Prescription medicine ads have fine print and so does this. It has been tried mostly on older patients who have been too at risk to take high dose chemo and radiation. Of the 32 patients (a small number), 21 of whom have remained disease free (65%). The longest so far is only 15 months, but the mortality curve does start to settle out at about a year. That means it is fairly new, not widely used, pretty promising, but the long term results aren't known yet.

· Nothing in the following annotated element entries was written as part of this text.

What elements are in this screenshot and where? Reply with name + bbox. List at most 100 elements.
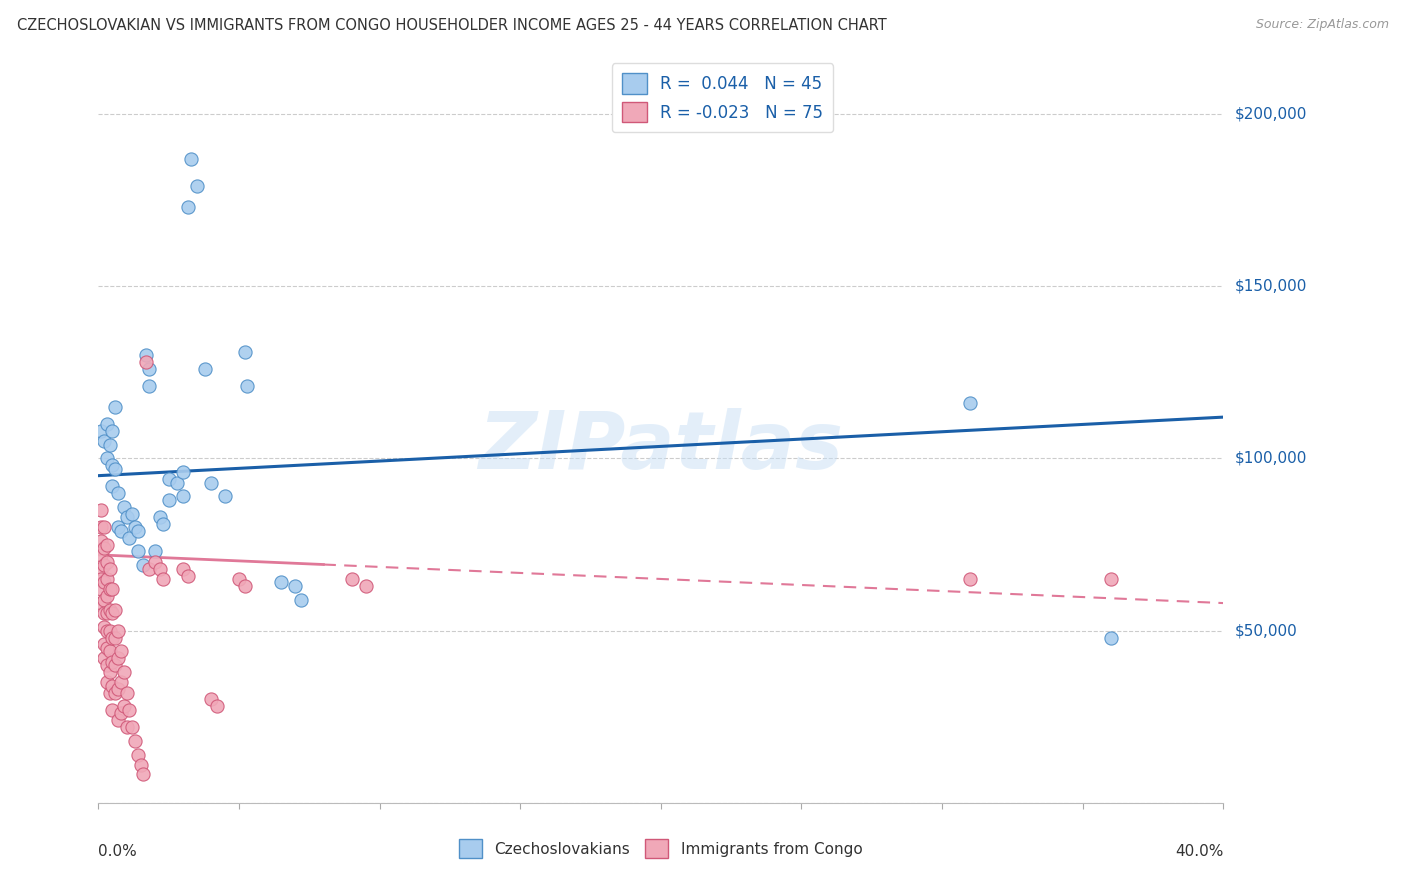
Point — [96, 658, 118, 673]
Point — [959, 572, 981, 586]
Point — [110, 524, 132, 538]
Point — [124, 734, 146, 748]
Point — [172, 465, 194, 479]
Point — [233, 344, 256, 359]
Point — [129, 758, 152, 772]
Point — [93, 434, 115, 449]
Point — [90, 534, 112, 549]
Point — [143, 544, 166, 558]
Point — [110, 644, 132, 658]
Point — [93, 520, 115, 534]
Text: $100,000: $100,000 — [1234, 451, 1306, 466]
Point — [93, 558, 115, 573]
Point — [194, 362, 217, 376]
Point — [205, 699, 228, 714]
Point — [200, 692, 222, 706]
Text: 40.0%: 40.0% — [1175, 844, 1223, 858]
Point — [96, 589, 118, 603]
Text: $200,000: $200,000 — [1234, 106, 1306, 121]
Point — [90, 520, 112, 534]
Point — [112, 699, 135, 714]
Point — [107, 624, 129, 638]
Point — [101, 655, 124, 669]
Point — [101, 703, 124, 717]
Point — [143, 555, 166, 569]
Point — [152, 572, 174, 586]
Point — [90, 503, 112, 517]
Point — [177, 568, 200, 582]
Point — [96, 537, 118, 551]
Point — [354, 579, 377, 593]
Point — [107, 651, 129, 665]
Point — [90, 424, 112, 438]
Point — [93, 607, 115, 621]
Text: 0.0%: 0.0% — [98, 844, 138, 858]
Point — [118, 703, 141, 717]
Point — [214, 489, 236, 503]
Point — [104, 400, 127, 414]
Point — [340, 572, 363, 586]
Point — [115, 685, 138, 699]
Text: $150,000: $150,000 — [1234, 279, 1306, 293]
Point — [186, 179, 208, 194]
Point — [101, 458, 124, 473]
Point — [93, 592, 115, 607]
Point — [101, 679, 124, 693]
Point — [127, 544, 149, 558]
Point — [166, 475, 188, 490]
Point — [110, 675, 132, 690]
Point — [93, 575, 115, 590]
Point — [104, 658, 127, 673]
Point — [236, 379, 259, 393]
Point — [107, 713, 129, 727]
Point — [104, 603, 127, 617]
Point — [228, 572, 250, 586]
Point — [149, 510, 172, 524]
Legend: Czechoslovakians, Immigrants from Congo: Czechoslovakians, Immigrants from Congo — [451, 831, 870, 865]
Point — [135, 355, 157, 369]
Point — [149, 561, 172, 575]
Point — [132, 558, 155, 573]
Point — [104, 685, 127, 699]
Point — [90, 582, 112, 597]
Point — [132, 766, 155, 780]
Point — [959, 396, 981, 410]
Point — [127, 524, 149, 538]
Point — [115, 510, 138, 524]
Point — [104, 462, 127, 476]
Point — [90, 561, 112, 575]
Point — [101, 631, 124, 645]
Point — [98, 582, 121, 597]
Point — [93, 541, 115, 555]
Point — [138, 379, 160, 393]
Point — [127, 747, 149, 762]
Point — [172, 561, 194, 575]
Point — [172, 489, 194, 503]
Point — [90, 572, 112, 586]
Point — [96, 417, 118, 431]
Point — [157, 492, 180, 507]
Point — [93, 651, 115, 665]
Point — [152, 516, 174, 531]
Point — [93, 637, 115, 651]
Point — [90, 548, 112, 562]
Point — [98, 685, 121, 699]
Point — [101, 607, 124, 621]
Point — [98, 438, 121, 452]
Point — [200, 475, 222, 490]
Point — [135, 348, 157, 362]
Point — [96, 640, 118, 655]
Point — [290, 592, 312, 607]
Point — [112, 665, 135, 679]
Point — [96, 624, 118, 638]
Point — [104, 631, 127, 645]
Text: CZECHOSLOVAKIAN VS IMMIGRANTS FROM CONGO HOUSEHOLDER INCOME AGES 25 - 44 YEARS C: CZECHOSLOVAKIAN VS IMMIGRANTS FROM CONGO… — [17, 18, 887, 33]
Point — [98, 561, 121, 575]
Point — [124, 520, 146, 534]
Point — [107, 486, 129, 500]
Point — [121, 720, 143, 734]
Point — [101, 424, 124, 438]
Point — [110, 706, 132, 721]
Point — [138, 362, 160, 376]
Text: Source: ZipAtlas.com: Source: ZipAtlas.com — [1256, 18, 1389, 31]
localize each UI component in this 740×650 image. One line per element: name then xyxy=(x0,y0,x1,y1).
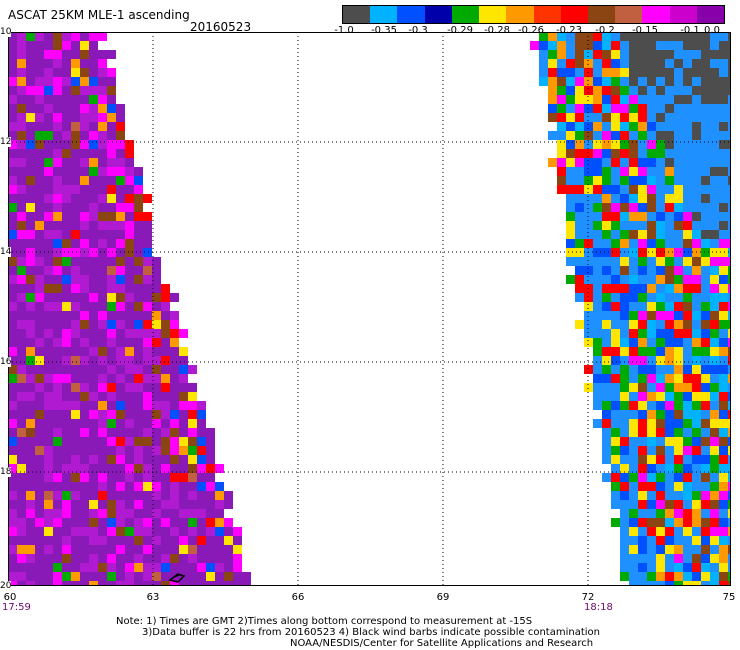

To add to the uncertainty, there have been only 3 younger patients tested. Two are alive and well and one died of an infection that seemed to be unrelated. Small numbers, but with similar percentages, but not for long periods. To go this route, or simply to come here and follow the strong conditioning approach, we might be a month or so before starting. Emory probably could start sooner, which is important for someone without an immune system and a risk of relapse. Either approach will require about the same period of time for treatment and recovery - 3 to 4 months of careful treatment and then response to whatever the level of graft versus host disease that follows, whether acute in the 6 month's range or chronic and long-term.
Apart from the considerations of location, Seattle versus home, and the known versus the unknown, there is a lot to weigh in a very short time. Timing is critical. Chemo and radiation have toxic effects and, paradoxically, often cause cancer over time, as was the case recently with Susan Sontag. Targeted radiation isn't proven, but the current massive dose approach isn't that successful to start with.
Anyway, there is a lot to think about. One interesting thing of note. The preferred means of delivering drugs and such these days is intraveneously through a "Hickman" line, which is plug put in your chest, rather than the port that John has currently in a vein in his arm. Dr. Hickman comes in regularly here and installs Hickman lines himself in patients. Impressive, but so are their three Nobel laureates.
I could go on and on and back and forth, but it is late and the plane will be early. I'll try to fill you in on more and on housing and such later. For now, I just think about how parents are supposed to know what the right thing to do is whenever there is a hard decision. I wish I knew and I wish I knew what to say to help John decide the right thing to do.